Вот уж чего я не ожидал от нее услышать, так именно этого. Меня даже как-то передернуло, а Борис Львович сказал:

— Считай, что корабль уже твой. А сейчас тебе надо лечь. Отдохнуть, ты устала.

— Заботливый… — усмехнулась Женя. — Ладно, иди. Все равно видеть тебя не могу. Помни о Царских вратах.

— Женя, — начал было Борис Львович, но, встретившись с ее взглядом, осекся. Она нахмурилась и вновь готова была накричать или засмеяться. А ее смех пугал меня больше всего.

Так ничего и не выдавив из себя напоследок, Борис Львович, потоптавшись еще немного, ушел. Я запер за ним дверь, а потом вернулся на кухню.

Сестра сидела, прижимая к вискам ладони. Глаза были закрыты, и она что-то шептала. Мне стало столь жаль ее, что я обнял Женю за плечи и поцеловал руку. Она никак не отреагировала. Ей было очень плохо, и я даже физически почувствовал исходящий от нее жар. Не жар, а какой-то адский пламень, сжигающий ее изнутри.

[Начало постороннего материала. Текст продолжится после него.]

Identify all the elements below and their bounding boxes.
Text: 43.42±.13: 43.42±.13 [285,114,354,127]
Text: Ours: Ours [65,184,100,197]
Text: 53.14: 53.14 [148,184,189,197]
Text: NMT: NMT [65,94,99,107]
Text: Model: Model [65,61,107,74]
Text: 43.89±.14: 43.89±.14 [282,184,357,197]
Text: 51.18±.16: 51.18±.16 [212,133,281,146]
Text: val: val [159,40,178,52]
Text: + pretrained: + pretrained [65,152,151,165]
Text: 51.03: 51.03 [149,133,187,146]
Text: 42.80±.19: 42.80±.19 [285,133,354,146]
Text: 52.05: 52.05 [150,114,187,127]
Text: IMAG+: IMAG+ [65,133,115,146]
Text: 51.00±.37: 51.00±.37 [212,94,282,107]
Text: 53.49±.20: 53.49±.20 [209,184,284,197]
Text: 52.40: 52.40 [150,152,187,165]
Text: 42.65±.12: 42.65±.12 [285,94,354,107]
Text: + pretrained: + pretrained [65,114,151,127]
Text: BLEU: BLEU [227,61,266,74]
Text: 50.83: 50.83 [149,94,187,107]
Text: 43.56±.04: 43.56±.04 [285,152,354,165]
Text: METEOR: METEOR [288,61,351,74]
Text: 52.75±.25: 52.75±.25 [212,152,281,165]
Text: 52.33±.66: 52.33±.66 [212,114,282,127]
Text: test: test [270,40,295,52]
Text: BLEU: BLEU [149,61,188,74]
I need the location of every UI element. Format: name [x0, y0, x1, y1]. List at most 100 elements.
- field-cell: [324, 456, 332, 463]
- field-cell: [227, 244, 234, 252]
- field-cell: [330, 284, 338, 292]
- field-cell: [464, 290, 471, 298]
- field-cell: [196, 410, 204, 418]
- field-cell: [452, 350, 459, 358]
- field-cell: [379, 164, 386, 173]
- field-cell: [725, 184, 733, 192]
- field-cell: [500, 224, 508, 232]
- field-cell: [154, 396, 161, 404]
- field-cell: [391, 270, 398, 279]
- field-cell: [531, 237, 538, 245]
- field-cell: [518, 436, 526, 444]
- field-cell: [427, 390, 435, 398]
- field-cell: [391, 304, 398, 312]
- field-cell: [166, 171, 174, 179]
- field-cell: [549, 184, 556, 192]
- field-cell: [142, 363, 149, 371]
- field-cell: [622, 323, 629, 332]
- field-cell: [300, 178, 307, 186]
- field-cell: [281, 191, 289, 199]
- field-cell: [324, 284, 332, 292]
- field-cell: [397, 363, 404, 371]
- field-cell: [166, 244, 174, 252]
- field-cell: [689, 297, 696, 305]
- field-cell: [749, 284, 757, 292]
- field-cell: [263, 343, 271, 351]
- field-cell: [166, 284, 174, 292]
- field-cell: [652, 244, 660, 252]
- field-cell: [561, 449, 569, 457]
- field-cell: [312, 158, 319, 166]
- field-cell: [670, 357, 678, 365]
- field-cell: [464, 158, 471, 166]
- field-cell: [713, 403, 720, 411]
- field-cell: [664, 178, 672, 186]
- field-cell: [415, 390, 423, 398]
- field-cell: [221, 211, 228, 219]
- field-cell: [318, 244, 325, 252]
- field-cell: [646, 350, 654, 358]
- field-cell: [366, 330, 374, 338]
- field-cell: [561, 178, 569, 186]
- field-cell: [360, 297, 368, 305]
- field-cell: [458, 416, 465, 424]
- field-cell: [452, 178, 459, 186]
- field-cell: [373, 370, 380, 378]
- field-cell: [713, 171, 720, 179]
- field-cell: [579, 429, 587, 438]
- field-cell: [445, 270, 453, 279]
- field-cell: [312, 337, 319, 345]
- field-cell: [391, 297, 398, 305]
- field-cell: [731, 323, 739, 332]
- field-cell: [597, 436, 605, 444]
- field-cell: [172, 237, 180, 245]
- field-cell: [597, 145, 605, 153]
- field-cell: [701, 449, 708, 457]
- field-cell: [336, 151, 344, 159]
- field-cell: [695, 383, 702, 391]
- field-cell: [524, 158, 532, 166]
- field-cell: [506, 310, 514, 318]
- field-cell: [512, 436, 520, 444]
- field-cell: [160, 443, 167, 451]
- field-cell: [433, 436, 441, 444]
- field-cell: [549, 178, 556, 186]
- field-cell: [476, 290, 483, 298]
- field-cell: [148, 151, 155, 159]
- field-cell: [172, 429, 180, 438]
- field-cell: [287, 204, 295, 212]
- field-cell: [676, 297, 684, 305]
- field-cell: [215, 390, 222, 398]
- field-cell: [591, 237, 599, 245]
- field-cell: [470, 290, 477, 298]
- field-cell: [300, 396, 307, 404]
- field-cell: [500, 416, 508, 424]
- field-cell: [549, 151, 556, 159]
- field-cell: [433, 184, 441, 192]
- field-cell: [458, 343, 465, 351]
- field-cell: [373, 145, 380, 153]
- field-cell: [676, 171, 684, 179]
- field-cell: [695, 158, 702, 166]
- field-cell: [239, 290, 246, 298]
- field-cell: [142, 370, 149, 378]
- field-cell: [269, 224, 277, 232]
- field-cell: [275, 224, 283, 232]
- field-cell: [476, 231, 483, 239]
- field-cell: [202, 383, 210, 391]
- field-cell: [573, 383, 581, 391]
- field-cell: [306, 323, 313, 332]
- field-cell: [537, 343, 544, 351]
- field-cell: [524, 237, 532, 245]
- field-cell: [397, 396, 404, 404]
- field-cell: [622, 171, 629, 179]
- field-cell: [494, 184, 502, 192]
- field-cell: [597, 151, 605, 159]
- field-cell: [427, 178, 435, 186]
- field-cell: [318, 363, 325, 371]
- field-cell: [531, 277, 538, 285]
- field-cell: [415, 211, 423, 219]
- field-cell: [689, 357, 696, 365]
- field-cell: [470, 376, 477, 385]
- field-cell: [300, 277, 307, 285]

— Всё… кончено, — прошептала она.

— Что — всё? — спросил я.

Она меня не видела и не слышала. Я почти силой поднял ее и повел в комнату. Женя шла как пьяная, спотыкаясь, но была очень легка, невесома. Словно в ней оставался один дух, продолжающий бороться с кем-то. Я уложил ее на кровать и укрыл пледом.

«Не вызвать ли врача?» — подумалось мне. Я всматривался в ее бледное лицо, а она вдруг тихо произнесла:

— Посади рядом, не уходи.

— Хорошо, — сказал я. — Конечно.

Так прошло несколько минут. Потом я неожиданно, думая о своем, сказал:

— А ведь корабль «Святитель Николай» не продается, я знаю.

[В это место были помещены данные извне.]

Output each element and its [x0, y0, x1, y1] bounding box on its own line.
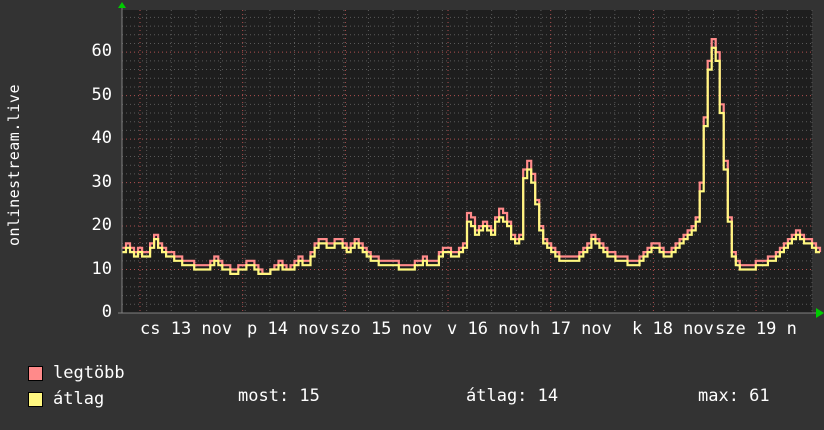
graph-legend: legtöbb átlag most: 15 átlag: 14 max: 61: [0, 358, 824, 430]
y-tick-label-60: 60: [91, 41, 112, 62]
stat-atlag: átlag: 14: [466, 386, 559, 406]
legend-swatch-atlag: [28, 391, 43, 407]
y-tick-label-30: 30: [91, 171, 112, 192]
y-tick-label-20: 20: [91, 215, 112, 236]
x-tick-label-1: p 14 nov: [247, 319, 329, 339]
y-tick-label-10: 10: [91, 258, 112, 279]
stat-most: most: 15: [238, 386, 320, 406]
y-tick-label-50: 50: [91, 84, 112, 105]
x-tick-label-2: szo 15 nov: [330, 319, 433, 339]
legend-label-legtobb: legtöbb: [53, 362, 125, 383]
legend-label-atlag: átlag: [53, 388, 105, 409]
x-axis-arrow-icon: [816, 308, 824, 318]
stat-max: max: 61: [698, 386, 770, 406]
x-tick-label-3: v 16 nov: [447, 319, 529, 339]
y-tick-label-0: 0: [101, 302, 112, 322]
legend-item-atlag[interactable]: átlag: [28, 386, 104, 412]
x-tick-label-0: cs 13 nov: [140, 319, 233, 339]
y-axis-tick-labels: 0 10 20 30 40 50 60: [52, 0, 112, 430]
legend-swatch-legtobb: [28, 365, 43, 381]
x-tick-label-5: k 18 nov: [632, 319, 714, 339]
x-tick-label-6: sze 19 n: [715, 319, 797, 339]
y-tick-label-40: 40: [91, 128, 112, 149]
series-line-atlag: [122, 46, 820, 275]
y-axis-arrow-icon: [118, 2, 126, 8]
plot-area: [122, 10, 812, 313]
legend-item-legtobb[interactable]: legtöbb: [28, 360, 125, 386]
x-tick-label-4: h 17 nov: [530, 319, 612, 339]
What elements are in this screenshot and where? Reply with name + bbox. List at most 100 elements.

— Не важно, — отозвалась сестра. — Это игра, не более.

— Игра со смертью, — сказал я.

— Может быть.

— Послушай, там, в мастерской, я нашел портрет, который ты тщательно прятала. Портрет Павла. Почему?

Не надо было задавать этот вопрос.

— Потому что я люблю его, — просто ответила сестра.

Глава восьмая

Брат и другие

Эта ночь для меня оказалась тяжелой, бессонной. Но еще хуже пришлось сестре, она впала в какое-то полузабытье, бредила, голова металась по подушке, иной раз пристально смотрела на меня, но не узнавала. Температура у нее была очень высокая. Я растерялся, совершенно не знал что делать. Почему не вызвал врача? Потому что сам впал в какую-то прострацию, слушая ее бессвязный шепот. Ловил обрывки слов, пытаясь понять смысл. Я будто подслушивал ее потаенные мысли, стремясь собрать их в единое целое, постичь полностью то, что вырисовывалось за нами.